In 1967 he went to MIT as an undergraduate. He left in 1976 with three degrees, B.S., M.S., and Ph.D.. He went to Yale University, where he has been ever since. He became a tenured full professor in 1983. He served as Chair of the Department from 1991 to 1995.

His research has been in the area of artificial intelligence, with side excursions into philosophy. His Ph.D. dissertation was in the area of automated planning. In that work, he coined the term "task network" to refer to hierarchies of abstract and concrete actions and policies. He did seminal work in Non-monotonic logic in the early 1980s, and was an advocate for the "logicist" methodology in AI, defined as formalizing knowledge and reasoning in terms of deduction and quasideduction. In 1987 he published a paper criticizing the logicist approach. The critique was based partly on a previous paper (with Steve Hanks) pointing out a flaw with all known approaches to nonmonotonic temporal reasoning, embodied in what is now called the Yale shooting problem.
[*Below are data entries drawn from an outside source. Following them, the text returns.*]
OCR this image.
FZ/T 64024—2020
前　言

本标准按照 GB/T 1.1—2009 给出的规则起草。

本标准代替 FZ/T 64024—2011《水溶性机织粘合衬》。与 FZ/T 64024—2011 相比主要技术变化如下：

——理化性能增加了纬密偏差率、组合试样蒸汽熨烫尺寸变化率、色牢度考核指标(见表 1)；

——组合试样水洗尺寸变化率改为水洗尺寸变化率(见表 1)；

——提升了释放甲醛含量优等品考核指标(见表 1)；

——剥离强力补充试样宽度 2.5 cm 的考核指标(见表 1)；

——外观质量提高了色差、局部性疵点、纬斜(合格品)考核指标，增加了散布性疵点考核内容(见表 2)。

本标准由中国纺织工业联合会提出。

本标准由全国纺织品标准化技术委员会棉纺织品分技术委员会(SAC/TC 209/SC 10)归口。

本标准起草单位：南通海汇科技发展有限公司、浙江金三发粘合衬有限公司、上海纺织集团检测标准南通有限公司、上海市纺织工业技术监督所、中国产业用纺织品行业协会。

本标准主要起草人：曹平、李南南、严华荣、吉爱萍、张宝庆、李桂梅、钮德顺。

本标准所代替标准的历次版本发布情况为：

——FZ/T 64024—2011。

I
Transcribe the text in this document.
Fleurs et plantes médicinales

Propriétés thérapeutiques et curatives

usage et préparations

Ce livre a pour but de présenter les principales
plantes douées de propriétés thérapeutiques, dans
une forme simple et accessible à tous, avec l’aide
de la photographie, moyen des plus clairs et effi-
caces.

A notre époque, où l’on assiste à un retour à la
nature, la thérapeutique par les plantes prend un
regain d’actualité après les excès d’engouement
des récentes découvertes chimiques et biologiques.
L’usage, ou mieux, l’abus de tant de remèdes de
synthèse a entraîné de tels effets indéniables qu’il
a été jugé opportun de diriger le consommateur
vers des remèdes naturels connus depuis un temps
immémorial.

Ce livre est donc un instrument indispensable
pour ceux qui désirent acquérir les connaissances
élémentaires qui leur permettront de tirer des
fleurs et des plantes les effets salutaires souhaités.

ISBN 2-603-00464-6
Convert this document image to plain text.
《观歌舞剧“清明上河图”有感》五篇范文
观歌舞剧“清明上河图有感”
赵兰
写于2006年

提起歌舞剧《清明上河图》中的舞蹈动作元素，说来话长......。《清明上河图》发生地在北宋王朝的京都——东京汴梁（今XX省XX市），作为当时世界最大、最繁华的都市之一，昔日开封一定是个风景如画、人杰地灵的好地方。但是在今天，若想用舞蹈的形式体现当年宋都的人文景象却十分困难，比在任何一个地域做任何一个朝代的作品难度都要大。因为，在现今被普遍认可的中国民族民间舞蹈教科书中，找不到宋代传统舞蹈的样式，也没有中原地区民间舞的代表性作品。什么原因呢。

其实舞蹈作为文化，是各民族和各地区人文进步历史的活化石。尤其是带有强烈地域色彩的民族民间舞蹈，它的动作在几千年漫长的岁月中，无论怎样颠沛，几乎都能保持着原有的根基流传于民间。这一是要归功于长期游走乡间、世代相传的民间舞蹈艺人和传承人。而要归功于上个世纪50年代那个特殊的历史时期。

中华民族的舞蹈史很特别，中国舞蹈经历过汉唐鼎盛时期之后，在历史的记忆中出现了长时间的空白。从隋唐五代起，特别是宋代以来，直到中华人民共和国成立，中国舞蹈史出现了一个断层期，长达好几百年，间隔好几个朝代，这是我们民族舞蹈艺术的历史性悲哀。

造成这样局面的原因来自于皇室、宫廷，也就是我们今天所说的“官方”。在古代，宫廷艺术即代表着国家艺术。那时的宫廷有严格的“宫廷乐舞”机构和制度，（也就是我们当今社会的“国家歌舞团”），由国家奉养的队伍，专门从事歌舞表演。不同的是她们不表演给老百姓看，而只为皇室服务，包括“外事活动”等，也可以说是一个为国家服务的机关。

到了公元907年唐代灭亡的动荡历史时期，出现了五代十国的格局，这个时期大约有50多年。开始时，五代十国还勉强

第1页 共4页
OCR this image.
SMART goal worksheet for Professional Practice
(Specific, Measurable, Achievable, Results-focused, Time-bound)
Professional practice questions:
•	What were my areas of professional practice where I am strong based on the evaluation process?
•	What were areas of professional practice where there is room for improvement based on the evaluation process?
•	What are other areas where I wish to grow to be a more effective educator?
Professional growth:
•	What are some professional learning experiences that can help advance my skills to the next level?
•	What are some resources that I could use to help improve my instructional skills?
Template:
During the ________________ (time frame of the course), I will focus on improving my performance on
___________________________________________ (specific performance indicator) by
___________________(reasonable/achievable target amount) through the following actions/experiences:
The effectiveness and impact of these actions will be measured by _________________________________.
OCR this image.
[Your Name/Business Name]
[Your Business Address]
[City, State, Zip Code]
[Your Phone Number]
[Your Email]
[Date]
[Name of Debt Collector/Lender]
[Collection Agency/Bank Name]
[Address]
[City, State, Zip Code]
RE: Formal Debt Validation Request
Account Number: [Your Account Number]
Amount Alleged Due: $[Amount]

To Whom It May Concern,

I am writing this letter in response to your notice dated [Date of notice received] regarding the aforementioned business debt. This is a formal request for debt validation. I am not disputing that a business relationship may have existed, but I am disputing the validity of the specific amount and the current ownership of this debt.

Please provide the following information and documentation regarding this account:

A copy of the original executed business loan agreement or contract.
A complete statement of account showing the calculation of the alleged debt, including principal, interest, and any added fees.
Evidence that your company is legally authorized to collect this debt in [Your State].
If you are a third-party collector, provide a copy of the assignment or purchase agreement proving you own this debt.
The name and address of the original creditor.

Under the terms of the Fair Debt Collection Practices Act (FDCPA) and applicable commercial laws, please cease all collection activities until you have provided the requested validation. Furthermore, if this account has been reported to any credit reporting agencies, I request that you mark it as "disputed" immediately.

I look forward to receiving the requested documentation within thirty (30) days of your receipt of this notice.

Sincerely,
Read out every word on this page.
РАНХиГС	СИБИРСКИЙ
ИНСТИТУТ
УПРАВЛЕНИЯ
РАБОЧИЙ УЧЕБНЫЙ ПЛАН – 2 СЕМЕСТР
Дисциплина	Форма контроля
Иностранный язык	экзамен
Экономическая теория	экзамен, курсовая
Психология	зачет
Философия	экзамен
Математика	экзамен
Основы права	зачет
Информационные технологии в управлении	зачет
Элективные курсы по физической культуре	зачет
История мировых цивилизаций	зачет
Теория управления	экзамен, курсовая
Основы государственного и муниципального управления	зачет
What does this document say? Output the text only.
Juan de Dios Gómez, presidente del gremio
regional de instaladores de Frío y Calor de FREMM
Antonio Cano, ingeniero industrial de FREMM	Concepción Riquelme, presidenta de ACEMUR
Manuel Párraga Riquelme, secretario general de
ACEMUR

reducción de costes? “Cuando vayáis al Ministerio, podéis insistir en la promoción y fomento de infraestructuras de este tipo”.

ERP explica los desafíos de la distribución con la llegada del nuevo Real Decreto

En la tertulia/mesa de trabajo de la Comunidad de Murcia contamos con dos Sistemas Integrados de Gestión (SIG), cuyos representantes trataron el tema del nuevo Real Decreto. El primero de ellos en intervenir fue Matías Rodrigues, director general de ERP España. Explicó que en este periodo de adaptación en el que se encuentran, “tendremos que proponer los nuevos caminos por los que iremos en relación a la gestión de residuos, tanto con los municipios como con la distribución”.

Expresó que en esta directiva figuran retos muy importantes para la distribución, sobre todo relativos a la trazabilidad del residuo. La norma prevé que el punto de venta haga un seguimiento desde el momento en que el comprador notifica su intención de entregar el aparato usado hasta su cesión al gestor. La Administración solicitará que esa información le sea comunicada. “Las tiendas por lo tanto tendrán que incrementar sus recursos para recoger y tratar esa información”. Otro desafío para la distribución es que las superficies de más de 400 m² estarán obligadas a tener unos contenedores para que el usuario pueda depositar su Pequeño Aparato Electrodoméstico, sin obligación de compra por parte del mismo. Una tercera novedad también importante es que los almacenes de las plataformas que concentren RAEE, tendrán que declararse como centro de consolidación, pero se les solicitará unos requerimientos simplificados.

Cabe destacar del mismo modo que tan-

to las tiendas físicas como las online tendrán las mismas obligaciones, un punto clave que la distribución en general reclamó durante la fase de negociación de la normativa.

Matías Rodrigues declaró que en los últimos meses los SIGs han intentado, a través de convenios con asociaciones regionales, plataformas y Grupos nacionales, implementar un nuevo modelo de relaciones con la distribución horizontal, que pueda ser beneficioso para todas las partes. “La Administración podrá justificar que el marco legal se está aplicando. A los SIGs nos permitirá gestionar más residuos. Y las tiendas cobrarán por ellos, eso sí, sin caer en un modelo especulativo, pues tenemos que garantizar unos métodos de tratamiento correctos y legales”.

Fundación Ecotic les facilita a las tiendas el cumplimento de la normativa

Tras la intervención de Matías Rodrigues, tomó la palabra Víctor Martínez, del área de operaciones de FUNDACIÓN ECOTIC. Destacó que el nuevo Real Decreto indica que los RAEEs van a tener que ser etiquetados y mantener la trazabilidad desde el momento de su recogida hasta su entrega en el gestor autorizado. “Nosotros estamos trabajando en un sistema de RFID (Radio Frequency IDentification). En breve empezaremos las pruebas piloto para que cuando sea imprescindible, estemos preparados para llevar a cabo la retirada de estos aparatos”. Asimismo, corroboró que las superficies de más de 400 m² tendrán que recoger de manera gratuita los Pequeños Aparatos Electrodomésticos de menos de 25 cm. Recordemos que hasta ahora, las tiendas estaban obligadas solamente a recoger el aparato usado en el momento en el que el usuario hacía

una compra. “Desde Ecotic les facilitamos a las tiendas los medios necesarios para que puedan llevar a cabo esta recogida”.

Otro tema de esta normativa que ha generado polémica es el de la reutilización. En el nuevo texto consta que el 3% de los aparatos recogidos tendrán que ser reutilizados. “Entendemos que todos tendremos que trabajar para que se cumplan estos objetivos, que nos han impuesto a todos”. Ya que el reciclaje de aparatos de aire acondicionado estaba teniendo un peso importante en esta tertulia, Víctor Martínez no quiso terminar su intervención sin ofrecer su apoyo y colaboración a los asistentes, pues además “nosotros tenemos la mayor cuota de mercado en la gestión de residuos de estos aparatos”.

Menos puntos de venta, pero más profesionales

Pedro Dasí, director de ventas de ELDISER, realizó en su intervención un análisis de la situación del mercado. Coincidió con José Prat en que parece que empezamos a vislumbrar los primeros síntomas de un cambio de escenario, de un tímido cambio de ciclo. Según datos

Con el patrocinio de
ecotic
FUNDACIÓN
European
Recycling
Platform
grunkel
Although new approaches have since been found, McDermott turned to other areas of AI, such as vision and robotics, and began working on automated planning again. His work on planning focused on the "classical" case rather than on hierarchical task network planning. In 1990 he was named a Fellow of the Association for the Advancement of Artificial Intelligence, one of the first group of Fellows. In 1996 he (and Hector Geffner and Blai Bonet independently) discovered "estimated-regression planning", based on the idea of heuristic search with an estimator derived from a simplified domain model by reasoning backward ("regression") from the goal. The simplified version is obtained automatically from a full domain model by ignoring propositions deleted by actions. In 2000 he got interested in logic again because the development of the semantic web made it seem newly applicable. He did work on ontology translation and on semantic web services.